# West Neptune Moved??



## Lady J (Jul 14, 2013)

Planning on a Tuesday nite trip to the faithful West Neptune drill ship. Checked my vessel finder app and noticed that according to it's current reported AIS info, it's moved South about 30 miles in the area of MC-566.

Has anyone been out there in the past two weeks that can visually confirm that it is no longer located approx 6 miles SSE of Ram Powell?

If it has in fact moved, then Proteus here we come.

Any Intel would be appreciated.

Report to follow.

Tight lines. :thumbup:


----------



## SUNDAY-FUNDAY (Apr 17, 2008)

It was still there on Oct 5. Rip charts still shows it in it's original location, and they are usually pretty quick to update a move.


----------



## Wharf Rat (Sep 27, 2007)

Hilton's still shows it near the Ram Powell as well.


----------



## Deeplines (Sep 28, 2007)

Let me check. Our boat went a couple of weeks ago. We are heading to mc 650 tonight on a run to blind faith.
Last track had it sw OF potronius.


----------



## Scout800 (Mar 22, 2010)

According to Vesslfinder

28.41417 N / 88.132 W on Oct 17, 2016 at 18:20 UTC.


West of Bully


----------



## Deeplines (Sep 28, 2007)

Scout800 said:


> According to Vesslfinder
> 
> 28.41417 N / 88.132 W on Oct 17, 2016 at 18:20 UTC.
> 
> ...



It is confirmed. I have it on our radar and AIS. 

28º 24.8'N 088º 08.0W

I don't know where the Bully is but it is located NE of Blind Faith and SE of Nakika. It appears they are in MC 608 (MC 565 is right above it). 

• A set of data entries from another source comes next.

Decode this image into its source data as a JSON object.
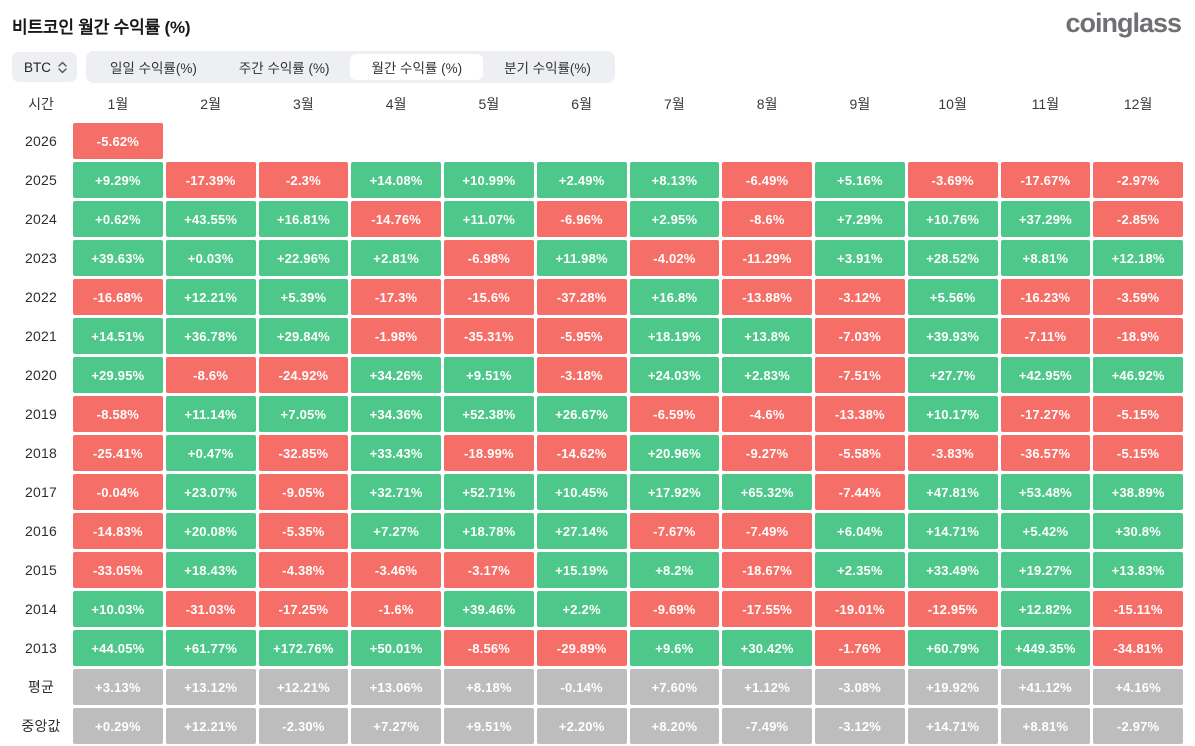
{
  "header": {
    "title": "비트코인 월간 수익률 (%)",
    "logo": "coinglass"
  },
  "controls": {
    "symbol_select": {
      "value": "BTC"
    },
    "tabs": [
      {
        "label": "일일 수익률(%)",
        "active": false
      },
      {
        "label": "주간 수익률 (%)",
        "active": false
      },
      {
        "label": "월간 수익률 (%)",
        "active": true
      },
      {
        "label": "분기 수익률(%)",
        "active": false
      }
    ]
  },
  "table": {
    "time_header": "시간",
    "months": [
      "1월",
      "2월",
      "3월",
      "4월",
      "5월",
      "6월",
      "7월",
      "8월",
      "9월",
      "10월",
      "11월",
      "12월"
    ],
    "rows": [
      {
        "label": "2026",
        "type": "year",
        "cells": [
          "-5.62%",
          "",
          "",
          "",
          "",
          "",
          "",
          "",
          "",
          "",
          "",
          ""
        ]
      },
      {
        "label": "2025",
        "type": "year",
        "cells": [
          "+9.29%",
          "-17.39%",
          "-2.3%",
          "+14.08%",
          "+10.99%",
          "+2.49%",
          "+8.13%",
          "-6.49%",
          "+5.16%",
          "-3.69%",
          "-17.67%",
          "-2.97%"
        ]
      },
      {
        "label": "2024",
        "type": "year",
        "cells": [
          "+0.62%",
          "+43.55%",
          "+16.81%",
          "-14.76%",
          "+11.07%",
          "-6.96%",
          "+2.95%",
          "-8.6%",
          "+7.29%",
          "+10.76%",
          "+37.29%",
          "-2.85%"
        ]
      },
      {
        "label": "2023",
        "type": "year",
        "cells": [
          "+39.63%",
          "+0.03%",
          "+22.96%",
          "+2.81%",
          "-6.98%",
          "+11.98%",
          "-4.02%",
          "-11.29%",
          "+3.91%",
          "+28.52%",
          "+8.81%",
          "+12.18%"
        ]
      },
      {
        "label": "2022",
        "type": "year",
        "cells": [
          "-16.68%",
          "+12.21%",
          "+5.39%",
          "-17.3%",
          "-15.6%",
          "-37.28%",
          "+16.8%",
          "-13.88%",
          "-3.12%",
          "+5.56%",
          "-16.23%",
          "-3.59%"
        ]
      },
      {
        "label": "2021",
        "type": "year",
        "cells": [
          "+14.51%",
          "+36.78%",
          "+29.84%",
          "-1.98%",
          "-35.31%",
          "-5.95%",
          "+18.19%",
          "+13.8%",
          "-7.03%",
          "+39.93%",
          "-7.11%",
          "-18.9%"
        ]
      },
      {
        "label": "2020",
        "type": "year",
        "cells": [
          "+29.95%",
          "-8.6%",
          "-24.92%",
          "+34.26%",
          "+9.51%",
          "-3.18%",
          "+24.03%",
          "+2.83%",
          "-7.51%",
          "+27.7%",
          "+42.95%",
          "+46.92%"
        ]
      },
      {
        "label": "2019",
        "type": "year",
        "cells": [
          "-8.58%",
          "+11.14%",
          "+7.05%",
          "+34.36%",
          "+52.38%",
          "+26.67%",
          "-6.59%",
          "-4.6%",
          "-13.38%",
          "+10.17%",
          "-17.27%",
          "-5.15%"
        ]
      },
      {
        "label": "2018",
        "type": "year",
        "cells": [
          "-25.41%",
          "+0.47%",
          "-32.85%",
          "+33.43%",
          "-18.99%",
          "-14.62%",
          "+20.96%",
          "-9.27%",
          "-5.58%",
          "-3.83%",
          "-36.57%",
          "-5.15%"
        ]
      },
      {
        "label": "2017",
        "type": "year",
        "cells": [
          "-0.04%",
          "+23.07%",
          "-9.05%",
          "+32.71%",
          "+52.71%",
          "+10.45%",
          "+17.92%",
          "+65.32%",
          "-7.44%",
          "+47.81%",
          "+53.48%",
          "+38.89%"
        ]
      },
      {
        "label": "2016",
        "type": "year",
        "cells": [
          "-14.83%",
          "+20.08%",
          "-5.35%",
          "+7.27%",
          "+18.78%",
          "+27.14%",
          "-7.67%",
          "-7.49%",
          "+6.04%",
          "+14.71%",
          "+5.42%",
          "+30.8%"
        ]
      },
      {
        "label": "2015",
        "type": "year",
        "cells": [
          "-33.05%",
          "+18.43%",
          "-4.38%",
          "-3.46%",
          "-3.17%",
          "+15.19%",
          "+8.2%",
          "-18.67%",
          "+2.35%",
          "+33.49%",
          "+19.27%",
          "+13.83%"
        ]
      },
      {
        "label": "2014",
        "type": "year",
        "cells": [
          "+10.03%",
          "-31.03%",
          "-17.25%",
          "-1.6%",
          "+39.46%",
          "+2.2%",
          "-9.69%",
          "-17.55%",
          "-19.01%",
          "-12.95%",
          "+12.82%",
          "-15.11%"
        ]
      },
      {
        "label": "2013",
        "type": "year",
        "cells": [
          "+44.05%",
          "+61.77%",
          "+172.76%",
          "+50.01%",
          "-8.56%",
          "-29.89%",
          "+9.6%",
          "+30.42%",
          "-1.76%",
          "+60.79%",
          "+449.35%",
          "-34.81%"
        ]
      },
      {
        "label": "평균",
        "type": "summary",
        "cells": [
          "+3.13%",
          "+13.12%",
          "+12.21%",
          "+13.06%",
          "+8.18%",
          "-0.14%",
          "+7.60%",
          "+1.12%",
          "-3.08%",
          "+19.92%",
          "+41.12%",
          "+4.16%"
        ]
      },
      {
        "label": "중앙값",
        "type": "summary",
        "cells": [
          "+0.29%",
          "+12.21%",
          "-2.30%",
          "+7.27%",
          "+9.51%",
          "+2.20%",
          "+8.20%",
          "-7.49%",
          "-3.12%",
          "+14.71%",
          "+8.81%",
          "-2.97%"
        ]
      }
    ]
  },
  "colors": {
    "positive": "#4EC78A",
    "negative": "#F56E67",
    "summary": "#BDBDBD"
  },
  "chart_data": {
    "type": "heatmap",
    "title": "비트코인 월간 수익률 (%)",
    "x_categories": [
      "1월",
      "2월",
      "3월",
      "4월",
      "5월",
      "6월",
      "7월",
      "8월",
      "9월",
      "10월",
      "11월",
      "12월"
    ],
    "y_categories": [
      "2026",
      "2025",
      "2024",
      "2023",
      "2022",
      "2021",
      "2020",
      "2019",
      "2018",
      "2017",
      "2016",
      "2015",
      "2014",
      "2013",
      "평균",
      "중앙값"
    ],
    "unit": "%",
    "legend_position": "none",
    "values_pct": [
      [
        -5.62,
        null,
        null,
        null,
        null,
        null,
        null,
        null,
        null,
        null,
        null,
        null
      ],
      [
        9.29,
        -17.39,
        -2.3,
        14.08,
        10.99,
        2.49,
        8.13,
        -6.49,
        5.16,
        -3.69,
        -17.67,
        -2.97
      ],
      [
        0.62,
        43.55,
        16.81,
        -14.76,
        11.07,
        -6.96,
        2.95,
        -8.6,
        7.29,
        10.76,
        37.29,
        -2.85
      ],
      [
        39.63,
        0.03,
        22.96,
        2.81,
        -6.98,
        11.98,
        -4.02,
        -11.29,
        3.91,
        28.52,
        8.81,
        12.18
      ],
      [
        -16.68,
        12.21,
        5.39,
        -17.3,
        -15.6,
        -37.28,
        16.8,
        -13.88,
        -3.12,
        5.56,
        -16.23,
        -3.59
      ],
      [
        14.51,
        36.78,
        29.84,
        -1.98,
        -35.31,
        -5.95,
        18.19,
        13.8,
        -7.03,
        39.93,
        -7.11,
        -18.9
      ],
      [
        29.95,
        -8.6,
        -24.92,
        34.26,
        9.51,
        -3.18,
        24.03,
        2.83,
        -7.51,
        27.7,
        42.95,
        46.92
      ],
      [
        -8.58,
        11.14,
        7.05,
        34.36,
        52.38,
        26.67,
        -6.59,
        -4.6,
        -13.38,
        10.17,
        -17.27,
        -5.15
      ],
      [
        -25.41,
        0.47,
        -32.85,
        33.43,
        -18.99,
        -14.62,
        20.96,
        -9.27,
        -5.58,
        -3.83,
        -36.57,
        -5.15
      ],
      [
        -0.04,
        23.07,
        -9.05,
        32.71,
        52.71,
        10.45,
        17.92,
        65.32,
        -7.44,
        47.81,
        53.48,
        38.89
      ],
      [
        -14.83,
        20.08,
        -5.35,
        7.27,
        18.78,
        27.14,
        -7.67,
        -7.49,
        6.04,
        14.71,
        5.42,
        30.8
      ],
      [
        -33.05,
        18.43,
        -4.38,
        -3.46,
        -3.17,
        15.19,
        8.2,
        -18.67,
        2.35,
        33.49,
        19.27,
        13.83
      ],
      [
        10.03,
        -31.03,
        -17.25,
        -1.6,
        39.46,
        2.2,
        -9.69,
        -17.55,
        -19.01,
        -12.95,
        12.82,
        -15.11
      ],
      [
        44.05,
        61.77,
        172.76,
        50.01,
        -8.56,
        -29.89,
        9.6,
        30.42,
        -1.76,
        60.79,
        449.35,
        -34.81
      ],
      [
        3.13,
        13.12,
        12.21,
        13.06,
        8.18,
        -0.14,
        7.6,
        1.12,
        -3.08,
        19.92,
        41.12,
        4.16
      ],
      [
        0.29,
        12.21,
        -2.3,
        7.27,
        9.51,
        2.2,
        8.2,
        -7.49,
        -3.12,
        14.71,
        8.81,
        -2.97
      ]
    ]
  }
}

Seas at 0500 are SE 2-3' Winds SSE @12

Good Luck. Plenty of rigs visually from here.


----------



## Lady J (Jul 14, 2013)

Deep Lines.....Thx for the reel time Intel on the location of the West Neptune. Nothing beats a set of eyes on radar out in the area. Just wasn't 100% confident on what vessel finder was telling me, but it appears to be accurate. The area that she has moved to is a bit of a stretch for my boat so we will fish the Deepwater Proteus tonite. Tight lines..:thumbup:


----------



## Lady J (Jul 14, 2013)

Left out of Ft Morgan Tues nite headed for Proteus. Visually confirmed that West Neptune was gone. 😢 Continued to Proteus in a SE wind and building swells. Arrived to the Proteus about 0130 and had the ship to ourselves. We chunked with mackerel and BFT and limited out on YFT by 0600. They were all schoolie sized but had a blast. 

Tight lines...


----------



## Deeplines (Sep 28, 2007)

Thanks for the report. Small ones is all I saw at the blind faith jumping also. Didn't see any big ones rolling on the top during the full moon and up to 2 days after. 
Was only at blind faith that day then headed to the Tahiti.


----------